Meus queridos, é Natal! E se Jesus veio para nos perdoar, então perdoemos a nossa família. É tempo de reconciliação, e sem perdão jamais nos amaremos. Como saber quem são nossos amigos? Digo por mim, e levo isso como uma regra prática na minha vida: se quero medir a minha amizade com uma pessoa, pergunto-me: “Essa pessoa já me perdoou alguma vez?” Quando sei que ela já me perdoou e eu já a perdoei, então é uma amizade sólida. Porque sei que neste mundo marcado pelo pecado original, se não há perdão, não há amor.
Jesus veio nos trazer esta reconciliação, Ele veio nos trazer esta paz, mas não haverá paz em nossa ceia de Natal ou em nossa família se não tivermos a capacidade de olharmos uns para os outros com o olhar de Cristo: com amor, ternura e paciência. Ele não veio do Céu para nos julgar. Ele virá sim, um dia, com poder e glória para julgar os vivos e os mortos, e irá lançar todos os pecadores não arrependidos no fogo eterno. Mas no Natal, Ele vem nos convidar ao perdão e à conversão, vem nos convencer a enxergar as coisas de outra maneira.
Sem mudarmos nossa mentalidade, jamais seremos felizes! Porque jamais conheceremos ou amaremos. E para conhecermos a Deus, naqueles momentos mais difíceis, precisamos olhar uns para os outros como aquela mãe do dependente, que descrevemos anteriormente. Aquele olhar que diz: “É meu filho, e não desisto dele, apesar dele.”. Esta é a frase que precisamos guardar para a nossa família. Porque esperamos que também não desistam de nós, como Deus não desistiu. Isto é o Natal! Jesus nasce mais uma vez, e em cada Natal nos diz: “Eu não desisti, apesar das ofensas, das misérias, das desgraças; apesar de tanto pecado e infidelidade, estou aqui outra vez: desarmado e frágil, para convidar você a conhecer e amar.”.

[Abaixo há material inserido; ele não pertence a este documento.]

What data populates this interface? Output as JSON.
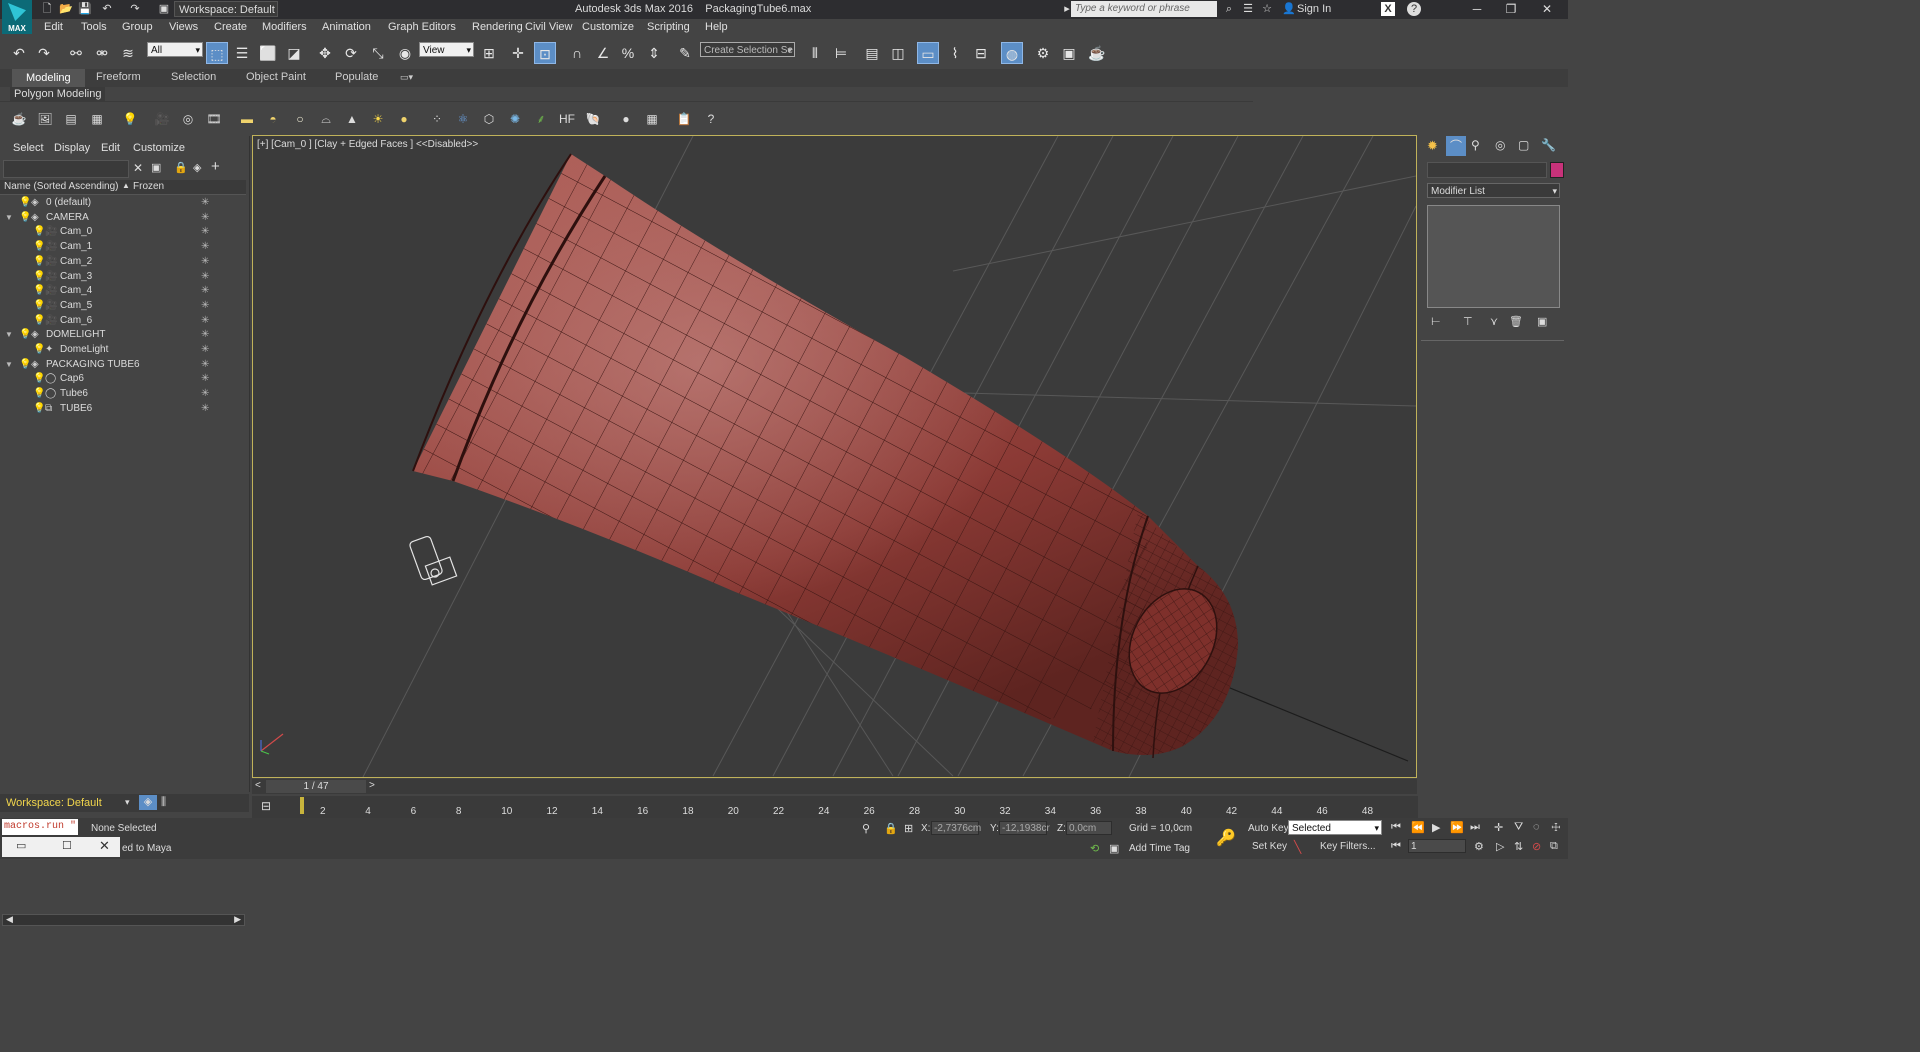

Vejamos o mundo de um jeito diferente. Sejamos, em nossas famílias, os primeiros a “baixar a guarda”, sem medo de expormos as nossas vulnerabilidades, mas sempre dispostos a perdoar. Porque sem perdão, aliança e compreensão mútua, sem aquele olhar próprio com que Deus nos olha, não haverá família.
Não sei como será materialmente a sua ceia de Natal: se você estará sozinho em casa, abrindo uma lata de sardinhas, ou se participará de uma grande festa com peru e outras coisas gostosas, estourando champanhe. Então eu peço a Deus, nesta Missa, que você se lembre de que mesmo estando ou se sentindo sozinho e esquecido por todos, não está sendo esquecido por Jesus.
A Virgem Maria virá até nós na noite de Natal. E assim como o Evangelho de hoje, o anjo nos diz: “Não tenhas medo de receber Maria, com aquele que ela concebeu” (cf. Mt 1,18-24). E ela virá com Jesus nos braços para para trazer a paz às nossas casas e ao nosso coração — que se sente tantas vezes ofendido, abandonado, desprezado. Receba essa criança que está de bracinhos abertos e que olha para você sem condenar e sem desistir: eis o Príncipe da Paz, que virá sempre que nós quisermos conhecer e olhar as coisas como Deus conhece. “Um povo que andava nas trevas viu uma grande luz” — que possamos, conhecendo como Ele conhece, amar e ser felizes como somente Deus ama e é feliz. E só assim teremos um Feliz Natal!